Dengan sangat yakin, Nasruddin menjawab bahwa cincinnya hilang
di dalam gudang. Lantas, temannya bertanya, kalau cincinnya hilang di gudang,
kenapa Nasruddin justru mencarinya di pinggir jalan? Dengan santai, Nasruddin
berujar, "Gudang sangat gelap. Mana bisa aku mencarinya di sana? Di sini
cukup terang."
Kisah di atas saya kutip dari buku 360 Cerita Jenaka Nasruddin
Hoja. Menurut saya, Nasruddin bukanlah satu-satunya orang yang melakukan hal
demikian. Melakukan sesuatu bukan untuk mencapai tujuan, melainkan melihat
susah-mudahnya usaha itu dilakukan. Tujuan Nasruddin adalah mencari cincin
yang hilang, tapi dia tidak mau bersusah payah mencari cincin tersebut di
tempat hilangnya lantaran gelap. Nasruddin mencarinya di tempat terang,
meskipun dia tahu cincin tersebut tidak berada di sana.
Ini hampir sama dengan kisah pemain sepak bola yang melakukan
gol bunuh diri dengan alasan lebih mudah memasukkan bola ke gawang sendiri
dibanding ke gawang lawan.
Seringkali kita mendengar seseorang mengeluh dengan mengatakan
dia sudah bekerja keras, tapi belum bisa menghasilkan apa-apa. Bisa jadi
orang ini dalam bekerja juga menganut paham yang dilakukan Nasruddin. Bekerja
keras di tempat yang menurutnya mudah untuk menemukan hasil meskipun
sebenarnya tempat tersebut bukanlah tempat yang bisa menghasilkan.
Ada cerita tentang seorang ayah yang sering bekerja di bawah
terik matahari berharap anaknya tidak seperti dia. Sang ayah memotivasi
anaknya untuk belajar keras supaya nanti bisa bekerja di ruangan yang dingin.
Rupanya anak ini memahami makna motivasi sang ayah dengan penafsiran sendiri.

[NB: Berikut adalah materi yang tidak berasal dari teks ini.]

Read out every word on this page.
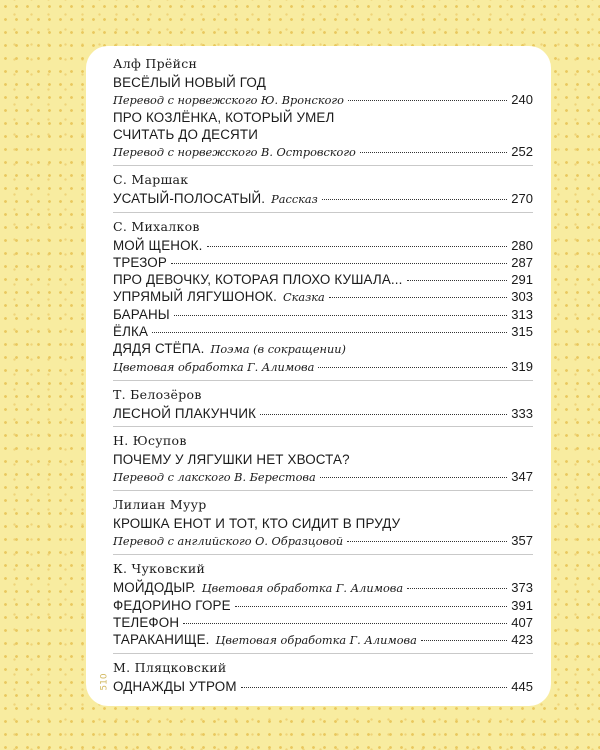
Алф Прёйсн
ВЕСЁЛЫЙ НОВЫЙ ГОД
Перевод с норвежского Ю. Вронского	240
ПРО КОЗЛЁНКА, КОТОРЫЙ УМЕЛ
СЧИТАТЬ ДО ДЕСЯТИ
Перевод с норвежского В. Островского	252
С. Маршак
УСАТЫЙ-ПОЛОСАТЫЙ. Рассказ	270
С. Михалков
МОЙ ЩЕНОК.	280
ТРЕЗОР	287
ПРО ДЕВОЧКУ, КОТОРАЯ ПЛОХО КУШАЛА...	291
УПРЯМЫЙ ЛЯГУШОНОК. Сказка	303
БАРАНЫ	313
ЁЛКА	315
ДЯДЯ СТЁПА. Поэма (в сокращении)
Цветовая обработка Г. Алимова	319
Т. Белозёров
ЛЕСНОЙ ПЛАКУНЧИК	333
Н. Юсупов
ПОЧЕМУ У ЛЯГУШКИ НЕТ ХВОСТА?
Перевод с лакского В. Берестова	347
Лилиан Муур
КРОШКА ЕНОТ И ТОТ, КТО СИДИТ В ПРУДУ
Перевод с английского О. Образцовой	357
К. Чуковский
МОЙДОДЫР. Цветовая обработка Г. Алимова	373
ФЕДОРИНО ГОРЕ	391
ТЕЛЕФОН	407
ТАРАКАНИЩЕ. Цветовая обработка Г. Алимова	423
М. Пляцковский
ОДНАЖДЫ УТРОМ	445
510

Setelah lulus sekolah, dia bekerja di pabrik es. Menurut dia, yang penting di
ruangan yang dingin, he-he-he…
Istilah kerja, kerja, dan kerja sering kita dengar seusai pidato
pelantikan Jokowi sebagai presiden. Sebelumnya, kita mendengar nama kabinet
seperti Kabinet Persatuan Nasional, Kabinet Gotong Royong, atau Kabinet
Indonesia Bersatu. Sedangkan Jokowi memberi nama kabinetnya sangat singkat,
yaitu Kabinet Kerja. Ini menekankan pada semangat Jokowi yang ingin semua
menterinya segera bekerja setelah dilantik. Semoga saja menteri yang dilantik
ini segera tahu apa yang harus dikerjakan. Jangan sampai di tahun pertama
menjabat, kerjanya hanya bekerja mencari tahu apa yang harus dikerjakan.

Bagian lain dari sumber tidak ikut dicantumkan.